Of course, the people who started #WhyIStayed already know all about victim blaming. The hashtag was started by Beverly Gordon, an author and domestic-violence survivor who was rightly disturbed by how many people asked Janay why she married her then boyfriend after he attacked her. Her first tweet was:
The hashtag quickly spread as a way for domestic-violence survivors to discuss why they didn’t leave abusive situations, and to broaden the public’s understanding of the challenges facing abuse victims. When Janay herself Instagrammed a statement Tuesday morning defending her relationship and asking the media to back off, the furor over her decision to stay grew even more intense.
Social media has enormous power to change the trajectory of a news story, and while the #WhyIStayed hashtag obviously had noble intentions, it might have backfired. In the day following the leak, the hashtag has turned the Ray Rice story into a debate about why Janay Rice didn’t leave instead of why he hit her in the first place.
The issue has snowballed into a chicken-and-egg echo chamber, because when women start explaining why they stayed, it just provokes more questions about why they didn’t leave. And that question assumes that the victim is complicit in her own assault, that it’s her responsibility to stop the abuse, and that she even has the power to control her partner’s violence.
#WhyIStayed is important in that it gives voice to domestic-violence survivors, who are so often voiceless, and it helps to push back on the notion that an abused woman somehow “deserves” to be battered because she didn’t walk out the door. But it also puts the focus back on the victim’s behavior instead of the abuser’s.
Domestic-violence victims stay with their partners for a variety of reasons, from emotional manipulation to threats of violence to the fact that they often have simply nowhere else to go. More often than not, the victim doesn’t have a real choice.
Consider that all 46 counties in South Carolina have shelters for stray pets, but the state has only 18 shelters for battered women fleeing domestic abusers, despite the fact that state experts say there are around 36,000 incidents of domestic abuse per year, according to an extensive report in the Charleston Post and Courier. That’s almost 100 incidents per day.

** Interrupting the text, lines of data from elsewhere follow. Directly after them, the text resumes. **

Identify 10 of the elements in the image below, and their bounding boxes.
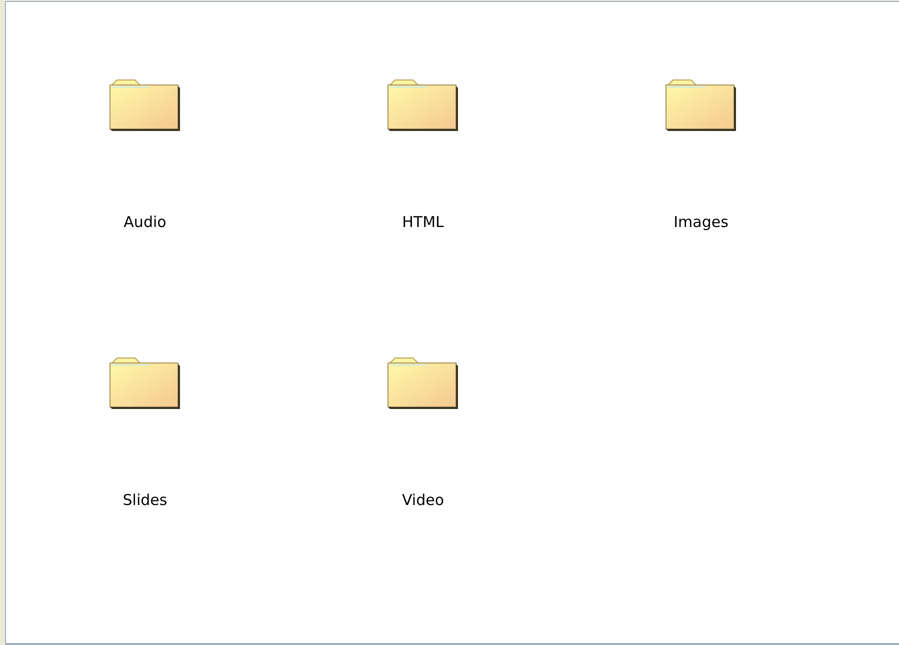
folder-name[interactable]: Video	[402, 491, 444, 509]
folder-name[interactable]: Slides	[122, 491, 168, 509]
folder-icon[interactable]	[109, 79, 181, 133]
folder-icon[interactable]	[387, 357, 459, 411]
folder-name[interactable]: HTML	[402, 213, 444, 231]
folder-name[interactable]: Images	[674, 213, 728, 231]
folder-icon[interactable]	[109, 357, 181, 411]
folder-name[interactable]: Audio	[124, 213, 166, 231]
folder-icon[interactable]	[665, 79, 737, 133]
folder-icon[interactable]	[387, 79, 459, 133]
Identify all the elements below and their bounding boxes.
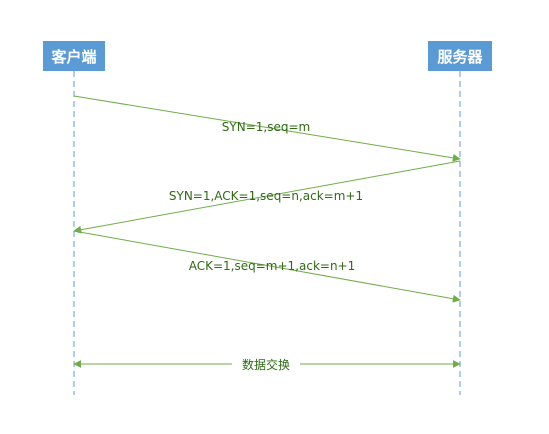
ack-label: ACK=1,seq=m+1,ack=n+1 (189, 259, 356, 273)
diagram-canvas: SYN=1,seq=m SYN=1,ACK=1,seq=n,ack=m+1 AC… (73, 71, 461, 395)
syn-ack-label: SYN=1,ACK=1,seq=n,ack=m+1 (169, 189, 363, 203)
data-exchange-label: 数据交换 (242, 357, 290, 372)
syn-label: SYN=1,seq=m (222, 120, 310, 134)
sequence-diagram: 客户端 服务器 SYN=1,seq=m SYN=1,ACK=1,seq=n,ac… (0, 0, 549, 434)
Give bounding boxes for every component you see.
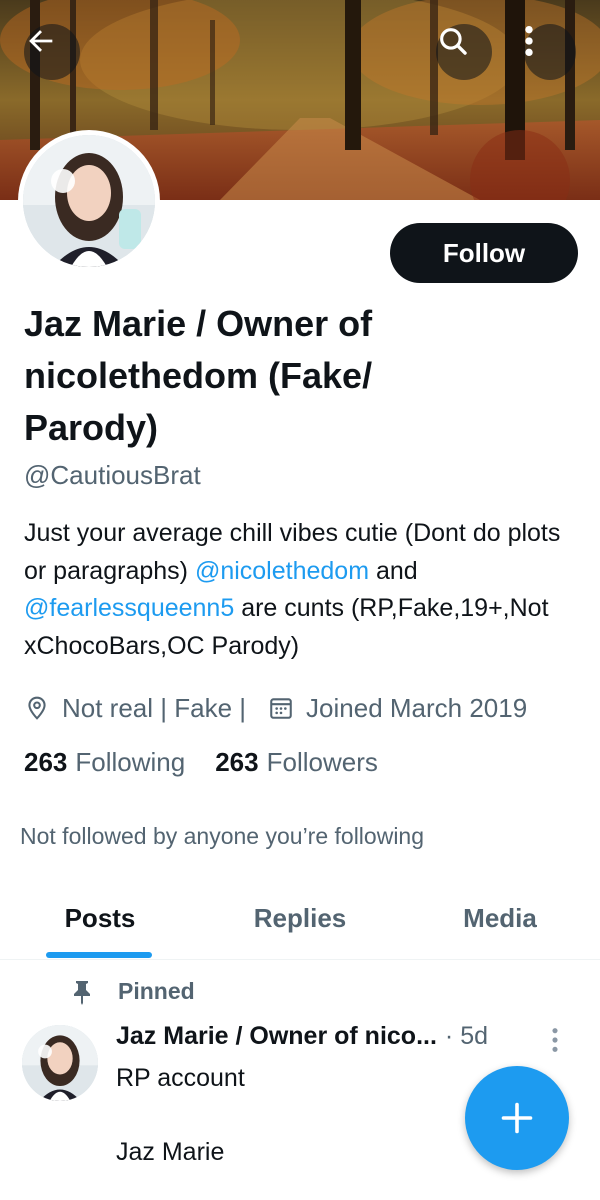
calendar-icon (268, 695, 294, 721)
followers-label: Followers (266, 747, 378, 777)
profile-display-name: Jaz Marie / Owner of nicolethedom (Fake/… (24, 303, 373, 448)
more-vertical-icon (525, 25, 533, 57)
arrow-left-icon (29, 30, 53, 52)
bio-text: and (369, 556, 418, 585)
not-followed-notice: Not followed by anyone you’re following (20, 823, 425, 849)
post-more-button[interactable] (550, 1026, 560, 1059)
post-timestamp[interactable]: · 5d (445, 1022, 488, 1051)
search-button[interactable] (436, 24, 492, 80)
bio-mention-link[interactable]: @nicolethedom (195, 557, 369, 585)
following-label: Following (75, 747, 186, 777)
following-link[interactable]: 263 Following (24, 747, 185, 778)
profile-bio: Just your average chill vibes cutie (Don… (24, 515, 584, 665)
tab-replies[interactable]: Replies (200, 878, 400, 958)
more-options-button[interactable] (524, 24, 576, 80)
active-tab-indicator (46, 952, 152, 958)
profile-location: Not real | Fake | (62, 692, 247, 723)
followers-count: 263 (215, 747, 259, 777)
tab-posts[interactable]: Posts (0, 878, 200, 958)
pin-icon (70, 979, 94, 1005)
followers-link[interactable]: 263 Followers (215, 747, 378, 778)
post-author-name[interactable]: Jaz Marie / Owner of nico... (116, 1022, 437, 1051)
post-text-line: Jaz Marie (116, 1138, 225, 1166)
profile-joined-date: Joined March 2019 (306, 692, 528, 723)
tab-media[interactable]: Media (400, 878, 600, 958)
profile-handle: @CautiousBrat (24, 460, 201, 490)
post-header: Jaz Marie / Owner of nico... · 5d (116, 1022, 536, 1051)
pinned-indicator: Pinned (70, 978, 195, 1005)
bio-mention-link[interactable]: @fearlessqueenn5 (24, 594, 234, 622)
post-body: RP account Jaz Marie (116, 1060, 456, 1171)
profile-tabs: Posts Replies Media (0, 878, 600, 960)
post-author-avatar[interactable] (22, 1025, 98, 1101)
avatar-photo (23, 135, 155, 267)
search-icon (440, 28, 467, 55)
following-count: 263 (24, 747, 68, 777)
more-vertical-icon (552, 1028, 558, 1052)
post-text-line: RP account (116, 1064, 245, 1092)
pinned-label: Pinned (118, 978, 195, 1004)
profile-meta: Not real | Fake | Joined March 2019 (24, 688, 527, 728)
location-pin-icon (24, 695, 50, 721)
back-button[interactable] (24, 24, 80, 80)
plus-icon (501, 1102, 533, 1134)
follow-button[interactable]: Follow (390, 223, 578, 283)
compose-post-button[interactable] (465, 1066, 569, 1170)
profile-avatar[interactable] (18, 130, 160, 272)
profile-counts: 263 Following 263 Followers (24, 747, 378, 778)
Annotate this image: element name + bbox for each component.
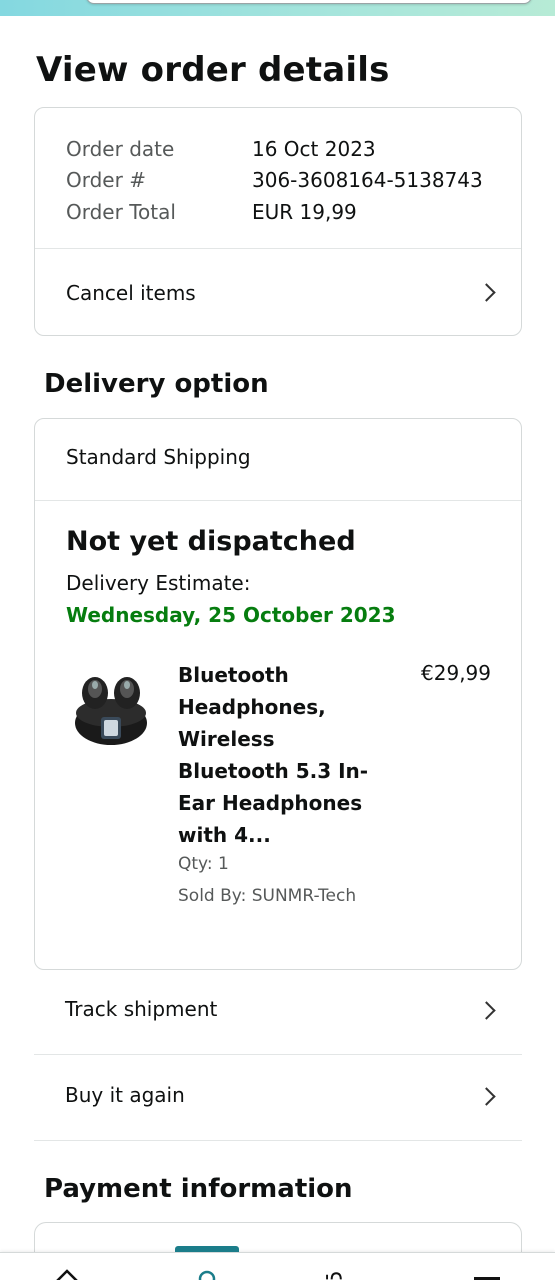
order-total-value: EUR 19,99 <box>252 199 357 224</box>
payment-heading: Payment information <box>44 1174 353 1204</box>
product-image[interactable] <box>73 657 149 751</box>
chevron-right-icon <box>477 1087 496 1106</box>
buy-again-link[interactable]: Buy it again <box>34 1056 522 1141</box>
order-total-row: Order Total EUR 19,99 <box>66 196 483 228</box>
delivery-estimate-date: Wednesday, 25 October 2023 <box>66 603 396 627</box>
order-total-label: Order Total <box>66 199 176 224</box>
cart-icon[interactable] <box>324 1267 350 1280</box>
order-date-value: 16 Oct 2023 <box>252 136 376 161</box>
track-shipment-link[interactable]: Track shipment <box>34 970 522 1055</box>
chevron-right-icon <box>477 283 496 302</box>
shipping-method: Standard Shipping <box>66 445 251 469</box>
divider <box>35 500 521 501</box>
search-bar[interactable] <box>86 0 532 4</box>
product-price: €29,99 <box>421 661 491 685</box>
product-title-link[interactable]: Bluetooth Headphones, Wireless Bluetooth… <box>178 659 388 851</box>
order-date-row: Order date 16 Oct 2023 <box>66 133 483 165</box>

Because of the shortage, 380 South Carolina women were turned away from shelters from July 2012 to June 2013.
This is just a small example of the enormously complicated issues tangled up in domestic violence, from cycles of abuse, financial dynamics, family obligations, and lack of adequate funding for shelters for women who want to escape, and most of the #WhyIStayed tweets address these concerns. But to boil this problem down to a woman’s decision to stay or go simplifies the obstacles that constrain the victim’s choices, and it ignores the real source of the problem. Just like rapists are responsible for rape, abusers are responsible for abuse. They’re the ones we should be talking about.
#WhyIStayed allowed thousands of women to answer a question that shouldn’t be asked of them in the first place. Now that we know, let’s start asking the right questions.